Loyalty-Mechaniken verstärken den Effekt
Loyalty-Programme wirken wie ein Puffer bei Preisanpassungen.Typische Elemente:
Statuslevel
exklusive Konditionen
Produkt- oder Service-Upgrades
Preisgarantien für Bestandskunden
Mehrere Untersuchungen (u. a. McKinsey, BCG, Loyalty-Science-Reviews) zeigen:
Wer Preiserhöhungen mit erkennbaren Vorteilen für Bestandskunden kombiniert, steigert die Bindung – selbst wenn der Listenpreis steigt.
Die Daten zeigen relativ eindeutig:
Preiserhöhungen für sich genommen erhöhen nicht die Bindung.Aber eine aktive, wertorientierte und fair kommunizierte Preispolitik kann Kundenbindung steigern – selbst wenn das Preisniveau steigt.
Was heißt das für die Praxis?
Ein paar Leitplanken für produktstrategische Preisarbeit:
1. Wert sichtbar machen
Kunden müssen spüren, was sie bekommen – bevor sie den neuen Preis sehen.

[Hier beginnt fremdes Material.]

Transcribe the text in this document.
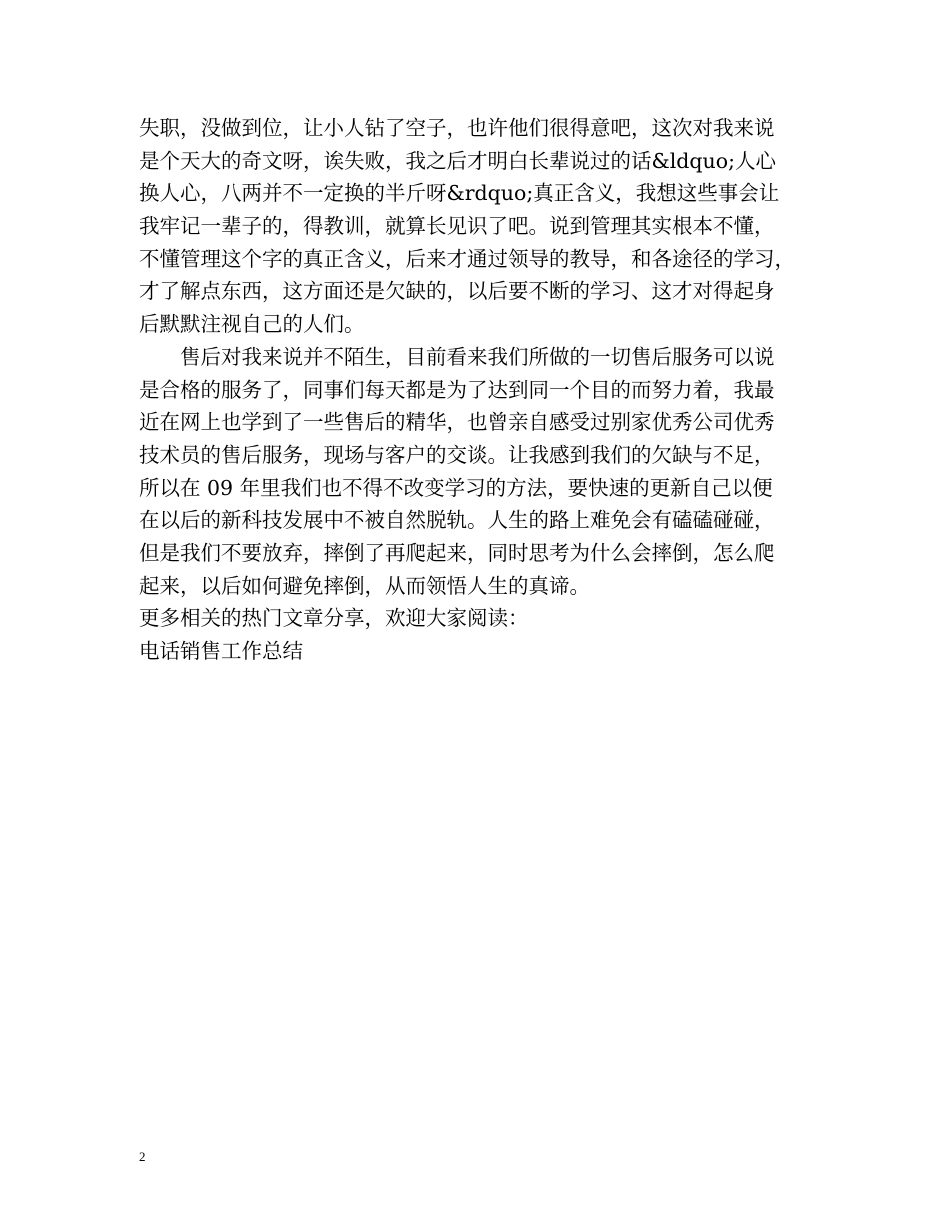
失职，没做到位，让小人钻了空子，也许他们很得意吧，这次对我来说
是个天大的奇文呀，诶失败，我之后才明白长辈说过的话&ldquo;人心
换人心，八两并不一定换的半斤呀&rdquo;真正含义，我想这些事会让
我牢记一辈子的，得教训，就算长见识了吧。说到管理其实根本不懂，
不懂管理这个字的真正含义，后来才通过领导的教导，和各途径的学习，
才了解点东西，这方面还是欠缺的，以后要不断的学习、这才对得起身
后默默注视自己的人们。
　　售后对我来说并不陌生，目前看来我们所做的一切售后服务可以说
是合格的服务了，同事们每天都是为了达到同一个目的而努力着，我最
近在网上也学到了一些售后的精华，也曾亲自感受过别家优秀公司优秀
技术员的售后服务，现场与客户的交谈。让我感到我们的欠缺与不足，
所以在 09 年里我们也不得不改变学习的方法，要快速的更新自己以便
在以后的新科技发展中不被自然脱轨。人生的路上难免会有磕磕碰碰，
但是我们不要放弃，摔倒了再爬起来，同时思考为什么会摔倒，怎么爬
起来，以后如何避免摔倒，从而领悟人生的真谛。
更多相关的热门文章分享，欢迎大家阅读：
电话销售工作总结
2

2. Segmente unterschiedlich führen
Langjährige Kunden (hohe Tenure) → gut geeignet für behutsamere Preisanpassungen.
Kunden mit breiter Nutzung (hohe Breadth) → besonders sauber erklären und Mehrwert herausarbeiten.
3. Preismodelle pflegen
Ein Downgrade ist oft besser als eine Kündigung. Preismodelle sollten das ermöglichen.
4. Kommunikation als Teil der Preisstrategie
Eine Preiserhöhung ist ein Projekt – kein PDF mit neuer Zahl.
5. Loyalität belohnen
Bestandskunden sollten spüren, dass sie beim Anbieter bleiben wollen.
Fazit
Aktive Preispolitik ist kein Nebenprojekt, sondern ein Hebel für Wachstum. Unternehmen, die Preise strategisch führen, profitieren doppelt:
Sie realisieren höhere Preise.
Und sie halten ihre Kunden länger.
Nicht trotz der Preise, sondern wegen der Art und Weise, wie sie sie gestalten.